The SN is a patchy or tie-shaped echogenic structure, visible bilaterally in the butterfly-shaped midbrain. The echogenic structure should be visualized at its greatest extension to allow valid assessments. The extension can be biased by adjacent highly echogenic structures such as penetrating vessels or the RN, which need to be differentiated as clearly as possible. When the best depiction of the SN is achieved, the image is freezed and magnified 2- to 4-fold. For quantitative assessment the ipsilateral area of echogenicity of the SN is manually encircled with the cursor and its area is calculated automatically (compare Fig. 1 E). SN hyperechogenicity is determined as an increased area of SN echogenicity, whereas SN hypoechogenicity is determined as diminished areas of SN echogenicity.

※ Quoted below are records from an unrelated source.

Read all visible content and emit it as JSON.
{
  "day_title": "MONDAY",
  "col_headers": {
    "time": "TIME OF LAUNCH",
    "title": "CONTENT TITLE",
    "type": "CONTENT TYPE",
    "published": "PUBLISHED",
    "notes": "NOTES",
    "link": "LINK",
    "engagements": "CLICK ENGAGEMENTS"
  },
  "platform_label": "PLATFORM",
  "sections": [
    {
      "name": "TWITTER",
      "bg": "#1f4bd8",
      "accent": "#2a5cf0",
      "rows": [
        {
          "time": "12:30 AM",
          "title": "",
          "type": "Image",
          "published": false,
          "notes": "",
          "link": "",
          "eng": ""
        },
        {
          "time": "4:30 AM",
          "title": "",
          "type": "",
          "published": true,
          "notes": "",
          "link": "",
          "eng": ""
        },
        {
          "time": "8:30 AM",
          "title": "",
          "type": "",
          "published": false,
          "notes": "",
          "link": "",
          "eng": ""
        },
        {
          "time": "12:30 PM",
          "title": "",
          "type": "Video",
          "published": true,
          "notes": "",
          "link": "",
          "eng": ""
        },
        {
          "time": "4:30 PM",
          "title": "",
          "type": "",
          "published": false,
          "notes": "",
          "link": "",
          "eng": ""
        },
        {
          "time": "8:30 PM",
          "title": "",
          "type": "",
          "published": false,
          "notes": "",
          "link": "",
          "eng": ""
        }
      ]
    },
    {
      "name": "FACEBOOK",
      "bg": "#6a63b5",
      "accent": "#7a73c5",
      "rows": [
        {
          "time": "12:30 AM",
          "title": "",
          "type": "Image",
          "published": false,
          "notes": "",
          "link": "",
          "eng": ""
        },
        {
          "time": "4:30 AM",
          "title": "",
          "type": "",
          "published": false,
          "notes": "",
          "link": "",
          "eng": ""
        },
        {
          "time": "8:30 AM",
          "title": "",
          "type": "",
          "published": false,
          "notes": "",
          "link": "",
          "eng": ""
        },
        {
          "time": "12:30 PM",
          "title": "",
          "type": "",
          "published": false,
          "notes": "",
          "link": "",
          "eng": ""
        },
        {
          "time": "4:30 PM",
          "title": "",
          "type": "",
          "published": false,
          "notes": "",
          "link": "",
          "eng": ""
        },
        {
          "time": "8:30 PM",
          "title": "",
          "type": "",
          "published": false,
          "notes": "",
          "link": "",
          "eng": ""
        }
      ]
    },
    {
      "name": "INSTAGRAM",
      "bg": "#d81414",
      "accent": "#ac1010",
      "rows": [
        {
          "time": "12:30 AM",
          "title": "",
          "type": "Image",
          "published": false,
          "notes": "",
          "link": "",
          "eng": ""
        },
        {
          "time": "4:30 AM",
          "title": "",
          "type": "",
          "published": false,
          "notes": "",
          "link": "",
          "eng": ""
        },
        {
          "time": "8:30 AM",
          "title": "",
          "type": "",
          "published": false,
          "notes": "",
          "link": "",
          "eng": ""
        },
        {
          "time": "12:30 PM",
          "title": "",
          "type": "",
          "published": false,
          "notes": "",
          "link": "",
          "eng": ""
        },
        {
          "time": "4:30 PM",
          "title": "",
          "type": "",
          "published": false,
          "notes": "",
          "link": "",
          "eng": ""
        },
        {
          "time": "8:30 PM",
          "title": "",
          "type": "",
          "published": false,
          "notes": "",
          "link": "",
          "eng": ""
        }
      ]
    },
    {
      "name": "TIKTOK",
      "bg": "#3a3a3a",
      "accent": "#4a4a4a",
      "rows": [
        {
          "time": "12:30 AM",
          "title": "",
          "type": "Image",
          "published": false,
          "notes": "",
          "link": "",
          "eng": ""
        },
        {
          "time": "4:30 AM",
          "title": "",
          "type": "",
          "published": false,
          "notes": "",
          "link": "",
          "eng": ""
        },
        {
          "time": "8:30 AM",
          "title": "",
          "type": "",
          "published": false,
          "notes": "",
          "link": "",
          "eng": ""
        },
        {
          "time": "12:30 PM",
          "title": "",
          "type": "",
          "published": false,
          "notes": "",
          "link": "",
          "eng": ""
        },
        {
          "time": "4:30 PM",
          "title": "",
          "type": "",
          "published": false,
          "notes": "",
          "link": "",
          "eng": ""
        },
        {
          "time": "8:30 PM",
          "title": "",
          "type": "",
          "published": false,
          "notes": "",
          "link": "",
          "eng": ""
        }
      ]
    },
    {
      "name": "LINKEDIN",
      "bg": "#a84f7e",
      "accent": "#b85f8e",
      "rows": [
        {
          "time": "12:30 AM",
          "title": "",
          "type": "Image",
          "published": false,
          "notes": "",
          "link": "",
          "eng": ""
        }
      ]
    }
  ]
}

Cutoff values for increased and decreased SN echogenicity need to be established for each individual ultrasound system. SN areas of echogenicity above the 75th percentile of the normal population are classified as “moderately hyperechogenic,” SN areas of echogenicity above the 90th percentile are classified as “markedly hyperechogenic” ( Fig. 3 ). For the most frequently used ultrasound system in studies (Siemens Sonoline Elegra, Erlangen, Germany), cutoff values are 0.20 cm ²for moderate and 0.25 cm ²for marked hyperechogenicity. Values less than 0.20 cm ²are considered normal. SN hypoechogenicity is not yet clearly defined; however, several studies demonstrated SN hypoechogenicity when SN areas of echogenicity ranged below the 10th percentile. Because of the limitations of resolution when small areas of SN echogenicity are assessed, values are normally given as sum values of both sides in the assessment of SN hypoechogenicity.

Raphe

The highly echogenic brainstem midline structure represents the brainstem raphe. When the third ventricle is enlarged (see later discussion) the bottom of the third ventricle may be mistaken for the raphe. Therefore, scanning for raphe echogenicity should include the whole mesencephalic brain stem with special emphasis on the lower mesencephalon. The raphe is rated semiquantitatively using the echogenicity of either the RN or the basal cisterns as reference points. Normally, the raphe constitutes a continuous highly echogenic line. When this line seems interrupted or not visible (ie, isoechogenic to the brainstem parenchyma) the raphe is classified as hypoechogenic ( Fig. 4 ). The side of best visibility of the raphe is considered for assessment.